L’énergie vive du film de Dominique Cabrera témoigne aussi de ce qu’est une belle manière de réussir l’adaptation d’un roman.

Corniche Kennedy est un bon film. On veut dire par là un film vif, où quelque chose vibre, où la lumière, le mouvement, les corps, les voix stimulent sans cesse, séduisent, intriguent. Dérangent même, et c’est tant mieux.

Corniche Kennedy est aussi l’occasion d’un éclairant test comparatif. Pour des raisons où il n’y sûrement pas que du hasard sortent sur les grands écrans à quelques mois d’écart deux adaptations de deux romans de Maylis de Kerangal. Ce que Katell Quillévéré a fait avec Réparer les vivants et ce que Dominique Cabrera accomplit avec Corniche Kennedy rend sensible la distance entre différentes attentes du cinéma, tel que le rapport à la littérature les souligne.

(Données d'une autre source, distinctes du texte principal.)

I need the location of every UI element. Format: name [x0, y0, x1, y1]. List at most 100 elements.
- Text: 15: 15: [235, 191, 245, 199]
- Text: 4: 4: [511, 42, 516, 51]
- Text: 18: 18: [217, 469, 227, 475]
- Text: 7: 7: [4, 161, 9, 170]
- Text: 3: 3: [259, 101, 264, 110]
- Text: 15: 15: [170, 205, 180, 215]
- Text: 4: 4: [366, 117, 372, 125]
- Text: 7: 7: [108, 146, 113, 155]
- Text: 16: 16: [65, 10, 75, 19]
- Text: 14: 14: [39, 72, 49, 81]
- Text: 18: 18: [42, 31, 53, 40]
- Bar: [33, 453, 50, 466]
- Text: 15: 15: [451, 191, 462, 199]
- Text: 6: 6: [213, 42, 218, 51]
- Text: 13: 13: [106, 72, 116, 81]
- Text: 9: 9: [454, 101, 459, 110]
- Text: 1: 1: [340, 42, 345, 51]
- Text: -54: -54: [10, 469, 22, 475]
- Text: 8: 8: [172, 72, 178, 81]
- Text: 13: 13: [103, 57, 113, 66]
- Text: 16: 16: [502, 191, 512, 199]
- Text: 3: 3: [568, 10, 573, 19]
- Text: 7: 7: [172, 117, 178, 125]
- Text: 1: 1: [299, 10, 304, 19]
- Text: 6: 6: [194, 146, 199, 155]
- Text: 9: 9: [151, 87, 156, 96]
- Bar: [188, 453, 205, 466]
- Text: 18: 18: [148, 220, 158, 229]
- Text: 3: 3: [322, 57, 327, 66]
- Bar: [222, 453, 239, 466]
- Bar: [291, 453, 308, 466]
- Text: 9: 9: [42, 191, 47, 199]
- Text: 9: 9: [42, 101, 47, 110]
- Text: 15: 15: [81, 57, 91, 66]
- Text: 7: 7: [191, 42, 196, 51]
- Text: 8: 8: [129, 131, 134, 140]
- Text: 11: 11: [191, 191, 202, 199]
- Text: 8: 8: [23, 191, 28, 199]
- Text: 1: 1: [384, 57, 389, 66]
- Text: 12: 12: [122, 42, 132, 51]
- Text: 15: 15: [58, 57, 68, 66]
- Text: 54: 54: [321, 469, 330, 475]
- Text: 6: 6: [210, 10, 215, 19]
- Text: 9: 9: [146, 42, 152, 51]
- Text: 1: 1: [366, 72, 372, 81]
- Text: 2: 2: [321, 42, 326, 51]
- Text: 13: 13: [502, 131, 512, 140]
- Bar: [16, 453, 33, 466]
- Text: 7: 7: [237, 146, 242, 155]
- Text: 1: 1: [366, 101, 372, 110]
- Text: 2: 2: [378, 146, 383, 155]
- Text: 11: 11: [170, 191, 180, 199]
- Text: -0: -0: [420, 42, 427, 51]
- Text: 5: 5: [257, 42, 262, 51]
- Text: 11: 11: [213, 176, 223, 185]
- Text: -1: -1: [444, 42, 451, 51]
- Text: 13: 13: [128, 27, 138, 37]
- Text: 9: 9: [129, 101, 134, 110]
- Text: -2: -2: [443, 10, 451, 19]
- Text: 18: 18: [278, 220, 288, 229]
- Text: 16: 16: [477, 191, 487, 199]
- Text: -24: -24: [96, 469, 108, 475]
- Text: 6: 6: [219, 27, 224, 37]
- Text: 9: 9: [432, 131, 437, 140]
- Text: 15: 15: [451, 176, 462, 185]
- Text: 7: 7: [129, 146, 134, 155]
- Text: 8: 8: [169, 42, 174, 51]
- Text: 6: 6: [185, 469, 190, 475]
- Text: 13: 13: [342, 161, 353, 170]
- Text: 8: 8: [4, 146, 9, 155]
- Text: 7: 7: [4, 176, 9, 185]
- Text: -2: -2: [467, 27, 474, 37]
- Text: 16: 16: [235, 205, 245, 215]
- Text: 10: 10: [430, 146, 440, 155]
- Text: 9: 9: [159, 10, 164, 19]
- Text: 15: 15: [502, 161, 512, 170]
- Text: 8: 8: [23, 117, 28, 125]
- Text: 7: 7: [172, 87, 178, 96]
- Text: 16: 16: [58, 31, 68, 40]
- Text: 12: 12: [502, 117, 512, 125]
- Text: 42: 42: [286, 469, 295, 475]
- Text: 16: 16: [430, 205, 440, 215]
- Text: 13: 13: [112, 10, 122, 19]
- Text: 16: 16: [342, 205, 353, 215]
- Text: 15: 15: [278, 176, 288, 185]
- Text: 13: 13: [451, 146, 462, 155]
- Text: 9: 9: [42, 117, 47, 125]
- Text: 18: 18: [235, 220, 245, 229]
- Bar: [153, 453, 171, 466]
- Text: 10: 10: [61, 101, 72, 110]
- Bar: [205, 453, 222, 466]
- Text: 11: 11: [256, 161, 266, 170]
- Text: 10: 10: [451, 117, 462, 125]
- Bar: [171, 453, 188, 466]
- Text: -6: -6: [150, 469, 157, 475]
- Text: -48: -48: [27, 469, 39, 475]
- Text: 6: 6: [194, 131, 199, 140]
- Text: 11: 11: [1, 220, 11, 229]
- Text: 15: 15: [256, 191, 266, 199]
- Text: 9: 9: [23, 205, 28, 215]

Il ne s’agit bien sûr pas de définir un modèle, il existe de nombreux moyeux de faire voyager la littérature vers l’écran. Juste de tirer profit d’un cas singulier et éclairant.

Quelle fidélité au texte?

Supposons que les deux livres sont semblables en termes de rapport à la fiction et d’accomplissement d’écriture –ce n’est pas parfaitement exact, mais si Réparer les vivants est une œuvre romanesque plus ample et plus aboutie, cela ne fait qu’augmenter ce qui ressort en menant la comparaison.

À partir de ces points de départ réputés égaux, les deux réalisatrices empruntent des voies rigoureusement opposées. Réparer les vivants, le film, devient ainsi anecdotique, psychologique et sentimental quand Corniche Kennedy élimine beaucoup de l’intrigue pour privilégier les présences et les sensations.

Dans l’adaptation de Cabrera, en apparence plus libre vis-à-vis du texte et au fond plus fidèle, beaucoup se joue dans la transformation du personnage du policier, contrepoint des aventures des jeunes gens qui plongent de la corniche marseillaise.